Posted by on Mar 19, 2015 in Uncategorized | No Comments

 

An interesting set of abstracts have been posted on the conference website for our session on Technology, nature and war in the twentieth century to be presented at the International Historical Geographers Conference in London July 2015.

 

Technology, nature, and war in the twentieth century
Convenor(s) Oliver Belcher (University of Oulu, Finland)
Scott Kirsch (University of North Carolina at Chapel Hill, USA)
Chair(s) Oliver Belcher (University of Oulu, Finland)
Timetable Thursday 09 July 2015, Timeslot 3 (14:15 – 16:00)
Session abstract This session interrogates how the introduction of new forms of technology, propaganda, computation, data visualization, and subtle entanglements with the non-human led to profound transformations in representation and war in the middle of the twentieth century.

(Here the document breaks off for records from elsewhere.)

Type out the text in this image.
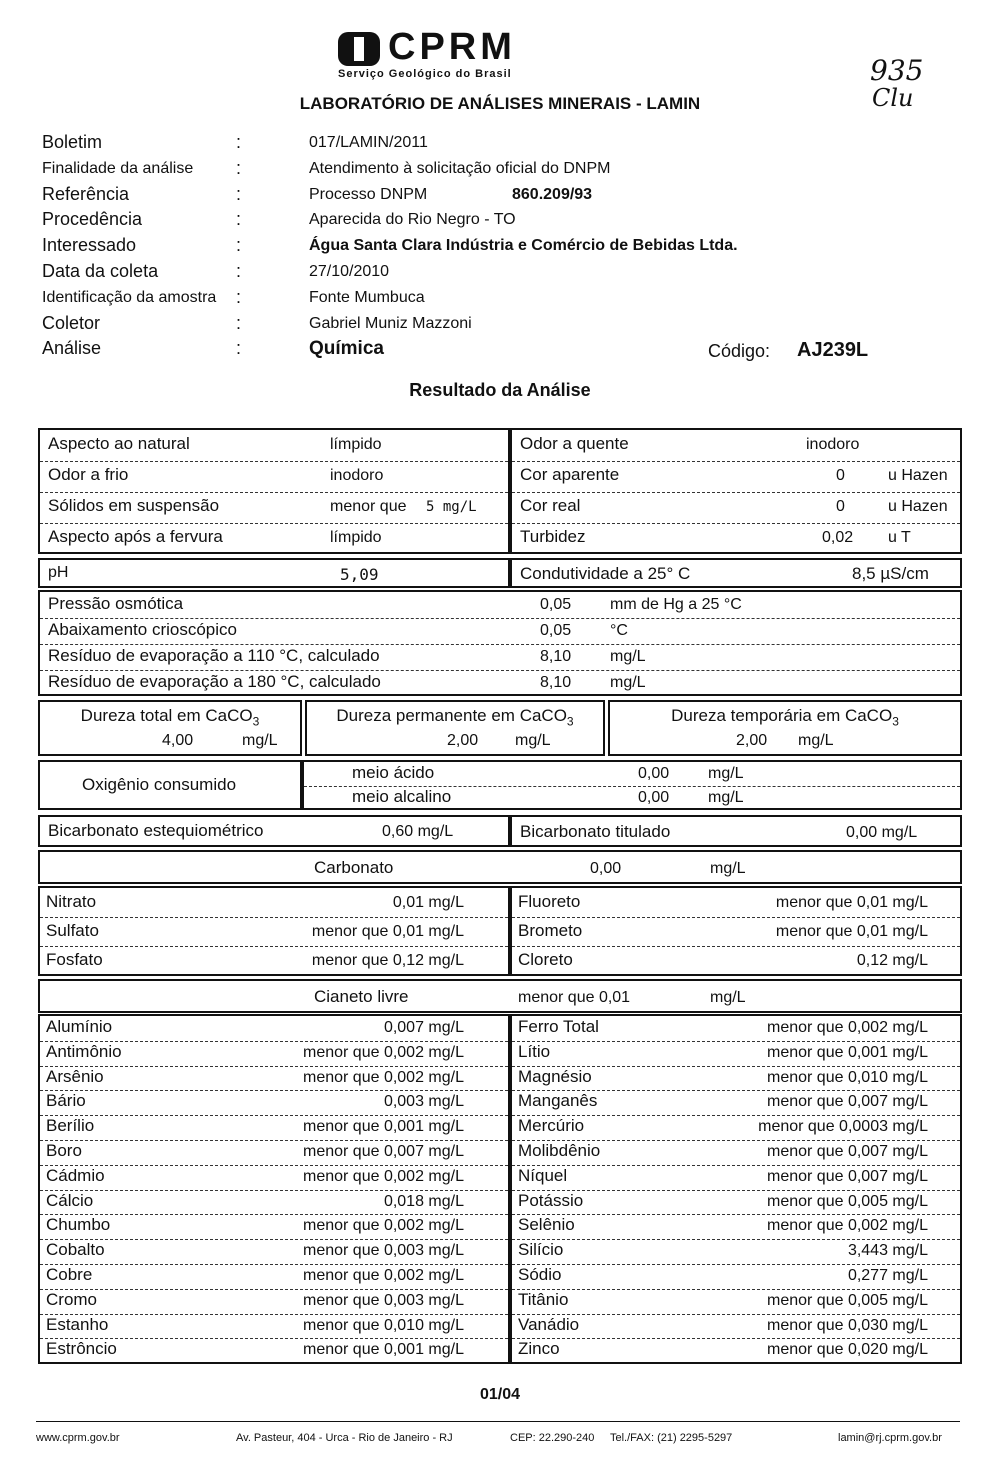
CPRM
Serviço Geológico do Brasil
LABORATÓRIO DE ANÁLISES MINERAIS - LAMIN
935
Clu
Boletim	:	017/LAMIN/2011
Finalidade da análise :	Atendimento à solicitação oficial do DNPM
Referência	:	Processo DNPM	860.209/93
Procedência	:	Aparecida do Rio Negro - TO
Interessado	:	Água Santa Clara Indústria e Comércio de Bebidas Ltda.
Data da coleta	:	27/10/2010
Identificação da amostra :	Fonte Mumbuca
Coletor	:	Gabriel Muniz Mazzoni
Análise	:	Química	Código: AJ239L
Resultado da Análise
Aspecto ao natural	límpido
Odor a frio	inodoro
Sólidos em suspensão	menor que 5 mg/L
Aspecto após a fervura	límpido
Odor a quente	inodoro
Cor aparente	0	u Hazen
Cor real	0	u Hazen
Turbidez	0,02 u T
pH	5,09	Condutividade a 25° C	8,5 µS/cm
Pressão osmótica	0,05 mm de Hg a 25 °C
Abaixamento crioscópico	0,05 °C
Resíduo de evaporação a 110 °C, calculado	8,10 mg/L
Resíduo de evaporação a 180 °C, calculado	8,10 mg/L
Dureza total em CaCO$_3$
4,00	mg/L
Dureza permanente em CaCO$_3$
2,00 mg/L
Dureza temporária em CaCO$_3$
2,00 mg/L
Oxigênio consumido
meio ácido	0,00 mg/L
meio alcalino	0,00 mg/L
Bicarbonato estequiométrico	0,60 mg/L	Bicarbonato titulado	0,00 mg/L
Carbonato	0,00	mg/L
Nitrato	0,01 mg/L
Sulfato	menor que 0,01 mg/L
Fosfato	menor que 0,12 mg/L
Fluoreto	menor que 0,01 mg/L
Brometo	menor que 0,01 mg/L
Cloreto	0,12 mg/L
Cianeto livre	menor que 0,01	mg/L
Alumínio	0,007 mg/L
Antimônio	menor que 0,002 mg/L
Arsênio	menor que 0,002 mg/L
Bário	0,003 mg/L
Berílio	menor que 0,001 mg/L
Boro	menor que 0,007 mg/L
Cádmio	menor que 0,002 mg/L
Cálcio	0,018 mg/L
Chumbo	menor que 0,002 mg/L
Cobalto	menor que 0,003 mg/L
Cobre	menor que 0,002 mg/L
Cromo	menor que 0,003 mg/L
Estanho	menor que 0,010 mg/L
Estrôncio	menor que 0,001 mg/L
Ferro Total	menor que 0,002 mg/L
Lítio	menor que 0,001 mg/L
Magnésio	menor que 0,010 mg/L
Manganês	menor que 0,007 mg/L
Mercúrio	menor que 0,0003 mg/L
Molibdênio	menor que 0,007 mg/L
Níquel	menor que 0,007 mg/L
Potássio	menor que 0,005 mg/L
Selênio	menor que 0,002 mg/L
Silício	3,443 mg/L
Sódio	0,277 mg/L
Titânio	menor que 0,005 mg/L
Vanádio	menor que 0,030 mg/L
Zinco	menor que 0,020 mg/L
01/04
www.cprm.gov.br	Av. Pasteur, 404 - Urca - Rio de Janeiro - RJ	CEP: 22.290-240 Tel./FAX: (21) 2295-5297	lamin@rj.cprm.gov.br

The papers in this session span thematically from World War II through the Vietnam War. This was an era in which big machines and scientific discovery, novel uses of animals, and state-of-the-art forms of geo-visualization were durably integrated into the infrastructures of militaries all over the world, with abiding effects on knowledge production and practices. The session begins, in the spirit of Raymond Williams, by framing technology as a “keyword,” and the subsequent speakers present a slice of the enduring ramifications of various war-time technologies on interpretations of threat, objectivity, visuality, and nature.